In this tutorial we will learn everything we need to know about 3D printing gears, tips and tricks that I acquired by 3D printing quite some gears and doing dozens of tests with them.
You can watch the following video or read the written tutorial below.
We will cover which type of gear is best suited for 3D printing, spur, helical or herringbone gear in terms of strength, efficiency and backlash.
How the module of the gear affects its performance, how the infill of the print affects the strength of the gear and what material is best for 3D printed gears.
I put six different materials to the tests, PLA, PLA-CF, ABS, PETG, ASA and Nylon. We will see which one is the strongest, by doing strength tests to failure.

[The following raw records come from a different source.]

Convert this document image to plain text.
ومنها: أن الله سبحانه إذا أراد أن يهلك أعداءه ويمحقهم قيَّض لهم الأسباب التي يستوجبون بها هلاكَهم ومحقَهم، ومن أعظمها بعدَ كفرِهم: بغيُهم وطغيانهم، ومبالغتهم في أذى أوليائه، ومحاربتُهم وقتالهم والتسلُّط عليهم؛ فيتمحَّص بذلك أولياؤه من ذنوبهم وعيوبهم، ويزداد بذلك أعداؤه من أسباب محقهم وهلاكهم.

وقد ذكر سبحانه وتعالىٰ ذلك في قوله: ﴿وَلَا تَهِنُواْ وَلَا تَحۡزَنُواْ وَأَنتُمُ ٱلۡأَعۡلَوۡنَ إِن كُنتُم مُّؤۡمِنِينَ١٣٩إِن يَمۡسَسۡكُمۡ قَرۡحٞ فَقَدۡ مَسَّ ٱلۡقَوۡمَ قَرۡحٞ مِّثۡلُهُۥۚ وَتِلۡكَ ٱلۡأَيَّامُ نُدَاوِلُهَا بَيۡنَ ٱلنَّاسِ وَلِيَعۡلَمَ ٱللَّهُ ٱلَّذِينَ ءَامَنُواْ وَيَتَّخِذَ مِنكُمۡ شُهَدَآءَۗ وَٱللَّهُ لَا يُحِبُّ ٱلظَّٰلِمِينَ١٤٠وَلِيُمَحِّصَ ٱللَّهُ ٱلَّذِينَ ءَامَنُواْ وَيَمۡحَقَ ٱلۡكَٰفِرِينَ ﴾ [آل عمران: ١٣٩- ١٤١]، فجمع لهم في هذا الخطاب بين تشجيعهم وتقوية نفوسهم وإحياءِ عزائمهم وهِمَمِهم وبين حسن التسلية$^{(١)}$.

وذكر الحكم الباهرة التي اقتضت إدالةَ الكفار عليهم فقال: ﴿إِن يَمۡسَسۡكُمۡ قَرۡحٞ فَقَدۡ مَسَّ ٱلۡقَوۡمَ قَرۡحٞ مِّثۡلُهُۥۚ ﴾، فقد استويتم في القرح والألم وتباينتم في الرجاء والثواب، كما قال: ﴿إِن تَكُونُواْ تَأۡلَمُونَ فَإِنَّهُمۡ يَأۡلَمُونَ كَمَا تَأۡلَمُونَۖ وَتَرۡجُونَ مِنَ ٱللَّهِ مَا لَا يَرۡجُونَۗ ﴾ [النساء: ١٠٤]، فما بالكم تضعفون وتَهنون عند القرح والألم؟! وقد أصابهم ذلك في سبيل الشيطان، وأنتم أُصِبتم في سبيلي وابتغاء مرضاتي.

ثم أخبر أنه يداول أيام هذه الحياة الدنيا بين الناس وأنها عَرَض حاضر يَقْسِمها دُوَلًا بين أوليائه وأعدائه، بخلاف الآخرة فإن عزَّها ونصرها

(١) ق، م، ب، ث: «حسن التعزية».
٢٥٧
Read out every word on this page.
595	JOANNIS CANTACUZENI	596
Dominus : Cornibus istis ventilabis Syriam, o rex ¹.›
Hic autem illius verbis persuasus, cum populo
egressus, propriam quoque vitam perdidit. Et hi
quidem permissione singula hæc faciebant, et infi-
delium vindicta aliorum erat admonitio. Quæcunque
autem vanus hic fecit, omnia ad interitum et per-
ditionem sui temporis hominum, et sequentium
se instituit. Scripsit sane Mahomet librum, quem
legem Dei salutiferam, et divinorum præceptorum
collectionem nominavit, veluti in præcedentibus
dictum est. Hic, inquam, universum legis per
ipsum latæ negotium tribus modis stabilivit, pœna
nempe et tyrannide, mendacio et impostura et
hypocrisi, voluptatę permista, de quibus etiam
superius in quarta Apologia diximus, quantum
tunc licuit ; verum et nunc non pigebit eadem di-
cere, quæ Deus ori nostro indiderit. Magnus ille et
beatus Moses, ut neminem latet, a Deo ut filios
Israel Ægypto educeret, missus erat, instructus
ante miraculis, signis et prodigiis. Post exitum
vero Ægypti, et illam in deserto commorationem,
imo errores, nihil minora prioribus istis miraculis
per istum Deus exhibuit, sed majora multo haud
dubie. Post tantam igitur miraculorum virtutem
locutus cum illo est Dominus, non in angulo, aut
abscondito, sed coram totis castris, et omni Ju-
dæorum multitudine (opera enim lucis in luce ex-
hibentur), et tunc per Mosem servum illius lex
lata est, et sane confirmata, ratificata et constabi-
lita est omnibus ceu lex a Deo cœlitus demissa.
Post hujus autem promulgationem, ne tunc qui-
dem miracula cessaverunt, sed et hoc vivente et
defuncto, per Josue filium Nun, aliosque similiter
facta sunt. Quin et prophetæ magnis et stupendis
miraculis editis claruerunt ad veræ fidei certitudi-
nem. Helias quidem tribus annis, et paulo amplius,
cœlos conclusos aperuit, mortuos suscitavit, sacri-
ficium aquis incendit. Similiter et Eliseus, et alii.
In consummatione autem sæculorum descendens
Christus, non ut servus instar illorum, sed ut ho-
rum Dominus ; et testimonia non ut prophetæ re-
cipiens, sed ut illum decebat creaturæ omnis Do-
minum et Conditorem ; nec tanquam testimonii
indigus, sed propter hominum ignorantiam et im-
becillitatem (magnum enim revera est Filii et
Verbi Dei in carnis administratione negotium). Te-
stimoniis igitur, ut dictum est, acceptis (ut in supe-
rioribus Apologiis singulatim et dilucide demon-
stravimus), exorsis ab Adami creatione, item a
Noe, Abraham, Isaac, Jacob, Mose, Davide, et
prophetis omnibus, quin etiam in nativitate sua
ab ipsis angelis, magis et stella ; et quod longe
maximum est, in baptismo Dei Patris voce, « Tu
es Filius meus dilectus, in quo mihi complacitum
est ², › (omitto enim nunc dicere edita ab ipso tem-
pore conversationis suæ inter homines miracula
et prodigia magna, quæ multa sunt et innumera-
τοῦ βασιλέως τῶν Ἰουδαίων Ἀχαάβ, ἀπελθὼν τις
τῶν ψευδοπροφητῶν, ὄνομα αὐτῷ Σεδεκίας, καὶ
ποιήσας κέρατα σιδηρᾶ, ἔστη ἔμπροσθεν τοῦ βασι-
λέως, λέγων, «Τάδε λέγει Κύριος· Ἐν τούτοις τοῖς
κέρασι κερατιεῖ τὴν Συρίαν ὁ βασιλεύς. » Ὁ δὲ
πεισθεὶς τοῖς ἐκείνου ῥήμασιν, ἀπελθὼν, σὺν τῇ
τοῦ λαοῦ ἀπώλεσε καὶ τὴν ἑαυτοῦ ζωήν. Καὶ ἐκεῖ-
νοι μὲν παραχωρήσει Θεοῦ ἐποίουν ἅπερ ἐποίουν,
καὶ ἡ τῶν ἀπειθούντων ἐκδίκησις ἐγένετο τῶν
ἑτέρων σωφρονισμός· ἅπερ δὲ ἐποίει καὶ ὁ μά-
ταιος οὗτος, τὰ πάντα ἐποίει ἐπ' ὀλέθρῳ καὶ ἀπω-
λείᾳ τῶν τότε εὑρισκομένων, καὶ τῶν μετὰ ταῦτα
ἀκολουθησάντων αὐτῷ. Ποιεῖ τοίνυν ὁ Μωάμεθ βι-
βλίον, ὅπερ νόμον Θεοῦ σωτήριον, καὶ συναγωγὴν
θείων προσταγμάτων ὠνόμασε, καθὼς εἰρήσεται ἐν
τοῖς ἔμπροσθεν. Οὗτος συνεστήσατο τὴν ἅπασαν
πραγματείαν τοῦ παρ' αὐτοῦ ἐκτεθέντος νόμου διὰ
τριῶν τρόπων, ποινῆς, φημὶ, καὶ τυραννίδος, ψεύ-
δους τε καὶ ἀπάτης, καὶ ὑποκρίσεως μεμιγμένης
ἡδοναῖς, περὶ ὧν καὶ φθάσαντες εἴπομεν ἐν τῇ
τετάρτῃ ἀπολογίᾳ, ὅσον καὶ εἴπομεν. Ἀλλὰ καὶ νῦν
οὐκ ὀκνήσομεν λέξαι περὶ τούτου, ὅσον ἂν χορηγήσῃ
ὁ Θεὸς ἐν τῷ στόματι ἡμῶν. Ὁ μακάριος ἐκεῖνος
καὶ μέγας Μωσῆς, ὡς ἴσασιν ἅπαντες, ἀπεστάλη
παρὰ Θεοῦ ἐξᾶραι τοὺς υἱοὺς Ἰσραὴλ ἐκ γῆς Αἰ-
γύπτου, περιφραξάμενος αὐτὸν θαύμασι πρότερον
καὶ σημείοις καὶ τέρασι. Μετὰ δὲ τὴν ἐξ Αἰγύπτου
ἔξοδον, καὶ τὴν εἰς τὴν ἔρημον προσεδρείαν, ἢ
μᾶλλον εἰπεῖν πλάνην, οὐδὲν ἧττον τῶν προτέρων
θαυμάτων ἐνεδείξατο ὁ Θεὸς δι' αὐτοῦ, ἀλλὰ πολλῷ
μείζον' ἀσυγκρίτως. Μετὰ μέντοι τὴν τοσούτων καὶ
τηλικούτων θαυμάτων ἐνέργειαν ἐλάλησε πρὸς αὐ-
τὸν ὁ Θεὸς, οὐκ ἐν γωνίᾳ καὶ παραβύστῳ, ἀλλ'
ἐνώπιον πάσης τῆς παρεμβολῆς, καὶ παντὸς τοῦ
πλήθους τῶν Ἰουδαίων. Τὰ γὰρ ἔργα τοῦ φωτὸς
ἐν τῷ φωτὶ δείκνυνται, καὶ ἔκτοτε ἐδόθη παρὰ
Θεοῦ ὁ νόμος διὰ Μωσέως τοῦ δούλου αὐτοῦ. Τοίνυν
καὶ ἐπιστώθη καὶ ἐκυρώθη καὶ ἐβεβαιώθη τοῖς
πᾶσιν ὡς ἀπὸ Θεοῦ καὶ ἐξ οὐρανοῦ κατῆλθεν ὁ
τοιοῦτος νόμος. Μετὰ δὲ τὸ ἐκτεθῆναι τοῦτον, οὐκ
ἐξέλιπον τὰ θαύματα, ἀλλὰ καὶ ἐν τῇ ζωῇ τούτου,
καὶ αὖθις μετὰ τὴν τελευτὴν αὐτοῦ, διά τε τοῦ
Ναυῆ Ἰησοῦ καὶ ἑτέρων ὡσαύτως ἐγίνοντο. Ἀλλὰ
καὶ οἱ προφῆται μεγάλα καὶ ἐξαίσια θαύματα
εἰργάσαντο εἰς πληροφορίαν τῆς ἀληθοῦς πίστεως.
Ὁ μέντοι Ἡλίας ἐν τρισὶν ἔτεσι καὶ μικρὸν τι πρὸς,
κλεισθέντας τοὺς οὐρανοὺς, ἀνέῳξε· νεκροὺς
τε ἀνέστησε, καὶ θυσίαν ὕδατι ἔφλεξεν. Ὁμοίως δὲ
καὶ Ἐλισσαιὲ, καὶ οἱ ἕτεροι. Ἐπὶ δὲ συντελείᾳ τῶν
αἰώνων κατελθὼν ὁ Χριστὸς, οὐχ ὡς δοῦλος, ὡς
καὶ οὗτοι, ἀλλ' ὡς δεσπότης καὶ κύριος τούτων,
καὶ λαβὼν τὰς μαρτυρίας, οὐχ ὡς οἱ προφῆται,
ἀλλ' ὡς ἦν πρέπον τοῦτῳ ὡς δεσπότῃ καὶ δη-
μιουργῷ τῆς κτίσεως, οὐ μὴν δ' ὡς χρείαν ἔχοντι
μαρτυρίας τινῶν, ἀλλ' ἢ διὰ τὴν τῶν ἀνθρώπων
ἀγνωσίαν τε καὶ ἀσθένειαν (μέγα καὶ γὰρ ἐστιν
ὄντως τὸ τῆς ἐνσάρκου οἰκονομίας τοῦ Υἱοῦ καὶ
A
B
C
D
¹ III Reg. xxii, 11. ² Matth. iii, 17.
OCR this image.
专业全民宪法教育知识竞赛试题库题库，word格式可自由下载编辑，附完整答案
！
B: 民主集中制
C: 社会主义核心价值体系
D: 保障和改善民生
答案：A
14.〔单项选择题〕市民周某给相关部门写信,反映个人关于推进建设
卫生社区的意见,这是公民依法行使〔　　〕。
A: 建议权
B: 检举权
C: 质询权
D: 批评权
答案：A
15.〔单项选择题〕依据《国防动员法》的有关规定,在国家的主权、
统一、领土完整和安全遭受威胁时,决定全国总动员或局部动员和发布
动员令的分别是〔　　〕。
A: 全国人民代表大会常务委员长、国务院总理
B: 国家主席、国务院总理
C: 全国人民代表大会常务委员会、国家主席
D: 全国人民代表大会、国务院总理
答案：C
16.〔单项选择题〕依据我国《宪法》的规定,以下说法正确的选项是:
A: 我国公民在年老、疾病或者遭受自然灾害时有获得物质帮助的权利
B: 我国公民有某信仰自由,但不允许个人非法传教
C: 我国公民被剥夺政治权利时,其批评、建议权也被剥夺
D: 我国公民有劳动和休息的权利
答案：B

Spur vs Helical vs Herringbone Gears
All right, so first let’s compare the different types of gears, spur, helical and herringbone gears.
Spur gears are the simplest type of gears, featuring straight teeth mounted parallel to the gear’s axis. The teeth of helical gears, on the other hand, are set on an angle relative to the gear’s axis. Herringbone gears are a combination of two opposite helical gears with right and left helix.
In the real-world or in the industry, spur gears are usually the first choice when exploring gears option, because they are the easiest and cheapest to manufacture. Then come the helical gears as more difficult and expensive to manufacture. And lastly, the herringbone gears are the most complex and expensive to manufacture.
However, in the world of 3D printing, manufacturing or making or 3D printing any of these three types of gears is exactly same and as simple as it gets.
A 3D printer can easily print any tooth profile and layer by layer, form the gear. So, in this comparison, the manufacturing cost won’t be taken into consideration, but let’s take a look at the other advantages and disadvantages each gear type has.
Spur gears are the most efficient gear type because they have the least amount of contact surface when the gears are engaged. The contact surface is a straight line and occurs suddenly with each tееth engagement.
This sudden contact though, is the negative side of the spur gears, as it causes impact loading to the teeth. That affects the gear load capabilities and durability, as well as results in increased noise and vibration.
On the other hand, helical gears provide smoother and quieter operation, have better load carrying capacity, longer life and can be used at higher speeds. That’s so because the contact between the meshing teeth occurs gradually.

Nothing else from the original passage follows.